Cliff, M.A., Fan, L., Sanford, K.A., Stanich, K., Doucette, C., and Raymond, N. (2013). "Descriptive analysis and early-stage consumer acceptance of yogurts fermented with carrot juice.", Journal of Dairy Science (JDS), 96(7), pp. 4160-4172. doi : 10.3168/jds.2012-6287 Access to full text
This research explored the sensory characteristics and consumer acceptance of novel probiotic unsweetened yogurts. Yogurts were made with 4 carrot juice levels (8, 16, 24, and 32%), 2 firmness levels (regular, 45 g/L milk solids; firm, 90 g/L milk solids), and 2 starter cultures (C1, C2). The sensory profile characterized the color intensity (before and after stirring), carrot flavor, sourness, and 7 texture/mouth-feel attributes (astringency, chalkiness, mouth-coating, thickness, smoothness, creaminess, and graininess). The influence of carrot juice level and firmness level were evaluated using ANOVA, polynomial contrasts, and principal component analysis. Mean scores and standard errors were calculated.
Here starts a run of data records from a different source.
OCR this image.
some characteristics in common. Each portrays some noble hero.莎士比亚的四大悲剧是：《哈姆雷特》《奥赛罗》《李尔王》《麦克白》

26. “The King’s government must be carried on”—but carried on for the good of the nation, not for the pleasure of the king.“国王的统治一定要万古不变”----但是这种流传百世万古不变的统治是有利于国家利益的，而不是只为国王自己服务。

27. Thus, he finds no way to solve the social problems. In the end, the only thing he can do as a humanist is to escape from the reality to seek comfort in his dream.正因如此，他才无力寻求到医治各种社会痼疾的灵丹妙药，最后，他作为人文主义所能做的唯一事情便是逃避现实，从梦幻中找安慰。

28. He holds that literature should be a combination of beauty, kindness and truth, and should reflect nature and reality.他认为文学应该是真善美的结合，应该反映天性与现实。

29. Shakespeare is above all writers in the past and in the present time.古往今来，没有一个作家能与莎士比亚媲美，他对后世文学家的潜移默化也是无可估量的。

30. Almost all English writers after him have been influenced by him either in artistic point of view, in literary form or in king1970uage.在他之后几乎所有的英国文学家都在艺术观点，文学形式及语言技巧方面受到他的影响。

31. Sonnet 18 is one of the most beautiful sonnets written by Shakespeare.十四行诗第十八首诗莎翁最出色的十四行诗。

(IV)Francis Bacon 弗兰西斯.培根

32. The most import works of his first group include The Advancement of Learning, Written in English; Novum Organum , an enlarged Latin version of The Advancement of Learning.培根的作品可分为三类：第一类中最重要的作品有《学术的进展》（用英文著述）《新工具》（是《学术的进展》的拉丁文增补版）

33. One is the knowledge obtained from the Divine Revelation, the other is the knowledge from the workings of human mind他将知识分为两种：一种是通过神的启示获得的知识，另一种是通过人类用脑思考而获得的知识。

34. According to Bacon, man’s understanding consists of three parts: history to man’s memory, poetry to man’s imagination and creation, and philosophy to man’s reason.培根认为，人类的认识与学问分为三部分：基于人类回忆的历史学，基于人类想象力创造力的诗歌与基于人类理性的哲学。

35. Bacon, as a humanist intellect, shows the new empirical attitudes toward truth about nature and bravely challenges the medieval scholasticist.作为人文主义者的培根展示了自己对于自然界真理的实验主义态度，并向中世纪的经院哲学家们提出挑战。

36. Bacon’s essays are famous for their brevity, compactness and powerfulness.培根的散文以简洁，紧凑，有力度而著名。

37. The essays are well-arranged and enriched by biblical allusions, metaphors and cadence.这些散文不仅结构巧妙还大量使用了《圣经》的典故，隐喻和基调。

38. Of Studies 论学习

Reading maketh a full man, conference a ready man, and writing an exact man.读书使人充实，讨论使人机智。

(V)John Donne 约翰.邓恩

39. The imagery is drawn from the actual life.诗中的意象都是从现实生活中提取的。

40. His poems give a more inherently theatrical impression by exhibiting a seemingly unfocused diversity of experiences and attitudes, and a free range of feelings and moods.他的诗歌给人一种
Consumer acceptance panels in Wolfville, Nova Scotia (n = 56), and in Vancouver, British Columbia (Asian n = 72, non-Asian n = 72), evaluated the hedonic responses to the C1 and C2 formulations, respectively. We observed increases in color intensity, carrot flavor, creaminess, mouth-coating, and chalkiness with increasing carrot juice levels, as well as increases in color intensity, carrot flavor, creaminess, mouth-coating, thickness, and astringency with increasing milk solids concentrations of the C1 and C2 yogurts. Mean hedonic scores for color, appearance, and texture/mouth-feel were greater than hedonic scores for aroma, flavor/taste, and overall liking. This research identified the sensory qualities that need further development and demonstrated the importance of early-stage consumer acceptance research for directing new product development.